There was another pause.

Gently Helen withdrew her arm and got up. Of course as long as she sat so close to Stephen he could not talk to her. She shoved up her little armchair opposite him and sat down in it.

"Now, Stephen, tell me about it."

Tell her about it? Repeat to her the threat Stella had hurled at him? No! Helen must never surmise that her fair name had been mentioned, even by an unscrupulous lawyer as a corespondent in a divorce case. For such had been the nature of Stella's threat.

It had been torture to Stephen to sit in Stella's presence and listen to her using Helen's name familiarly, daring to refer to her in the same breath that she referred to Alfred Munn. Stephen closed his eyes again an instant. He could hear Stella still. Her speech had grown terribly crude with the years.
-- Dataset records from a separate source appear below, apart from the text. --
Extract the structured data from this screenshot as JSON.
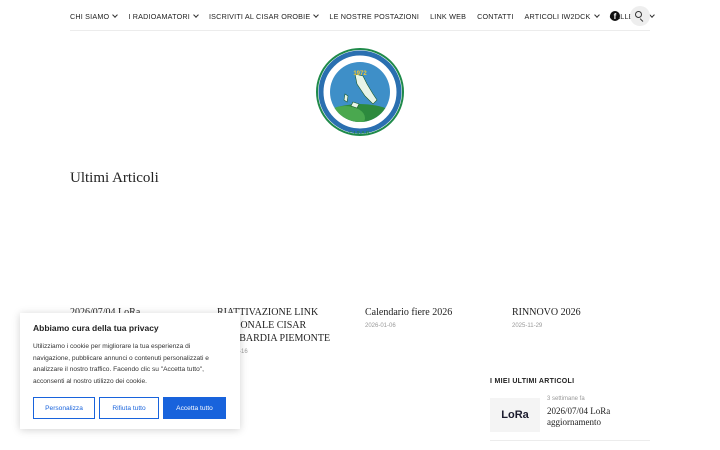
{
  "nav": {
    "items": [
      {
        "label": "CHI SIAMO",
        "dropdown": true
      },
      {
        "label": "I RADIOAMATORI",
        "dropdown": true
      },
      {
        "label": "ISCRIVITI AL CISAR OROBIE",
        "dropdown": true
      },
      {
        "label": "LE NOSTRE POSTAZIONI",
        "dropdown": false
      },
      {
        "label": "LINK WEB",
        "dropdown": false
      },
      {
        "label": "CONTATTI",
        "dropdown": false
      },
      {
        "label": "ARTICOLI IW2DCK",
        "dropdown": true
      },
      {
        "label": "GALLERIA",
        "dropdown": true
      }
    ],
    "icons": [
      "facebook-icon",
      "search-icon"
    ]
  },
  "logo": {
    "ring_text": "ASSOCIAZIONE NAZIONALE RADIOAMATORI",
    "bottom_text": "C.I.S.A.R.",
    "year_text": "1972"
  },
  "main": {
    "section_title": "Ultimi Articoli",
    "articles": [
      {
        "title": "2026/07/04 LoRa",
        "date": ""
      },
      {
        "title": "RIATTIVAZIONE LINK REGIONALE CISAR LOMBARDIA PIEMONTE",
        "date": "2026-01-16"
      },
      {
        "title": "Calendario fiere 2026",
        "date": "2026-01-06"
      },
      {
        "title": "RINNOVO 2026",
        "date": "2025-11-29"
      }
    ]
  },
  "sidebar": {
    "widget_title": "I MIEI ULTIMI ARTICOLI",
    "item": {
      "thumb_label": "LoRa",
      "meta": "3 settimane fa",
      "title": "2026/07/04 LoRa aggiornamento"
    }
  },
  "cookie": {
    "title": "Abbiamo cura della tua privacy",
    "text": "Utilizziamo i cookie per migliorare la tua esperienza di navigazione, pubblicare annunci o contenuti personalizzati e analizzare il nostro traffico. Facendo clic su \"Accetta tutto\", acconsenti al nostro utilizzo dei cookie.",
    "buttons": {
      "customize": "Personalizza",
      "reject": "Rifiuta tutto",
      "accept": "Accetta tutto"
    },
    "accent": "#1863dc"
  }
}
"Thank heaven for lawyers, I say now. Gracious! I'd never have thought myself of getting something on you, Stephen, but my lawyer has been right onto his job. He's been down there to New York, and he says that I've got as much grounds to do a little naming as you have. So if you want a divorce, Stephen, go ahead and dig up Ed Munn, and I'll dig up Helen Morrison and we'll give the public something worth reading. Of course, I, myself, don't want a divorce. There's nobody I want to marry. I'd see myself dead rather than tied up to Ed Munn. And I can't see that it's any advantage to a woman with a daughter she's got to bring out in society to be a grass-widow. I'd just rather have you in New York, on business, the way you've always been. I've taken an apartment in Boston now, and by the time Laurel's old enough to come out, it may strike me as a good idea to have her father in the background somewheres, when we give her a ball at one of the big hotels. Mr. Hinckly, my lawyer, says you'll probably want to do about anything I want you to, just so I don't show up your little affair with that pretty widow down there in New York. My! But I think lawyers are clever. I certainly take off my hat to Mr. Hinckly."

It was Helen's sweet voice saying, "You have had a difficult day, Stephen. I'm so sorry," that called Stephen back to a brief glimpse of heaven again.

He looked at her long and quietly. Then he said, "Helen, I gave you up years ago, because I felt I could bring you nothing but shame. I must give you up again for the same reason."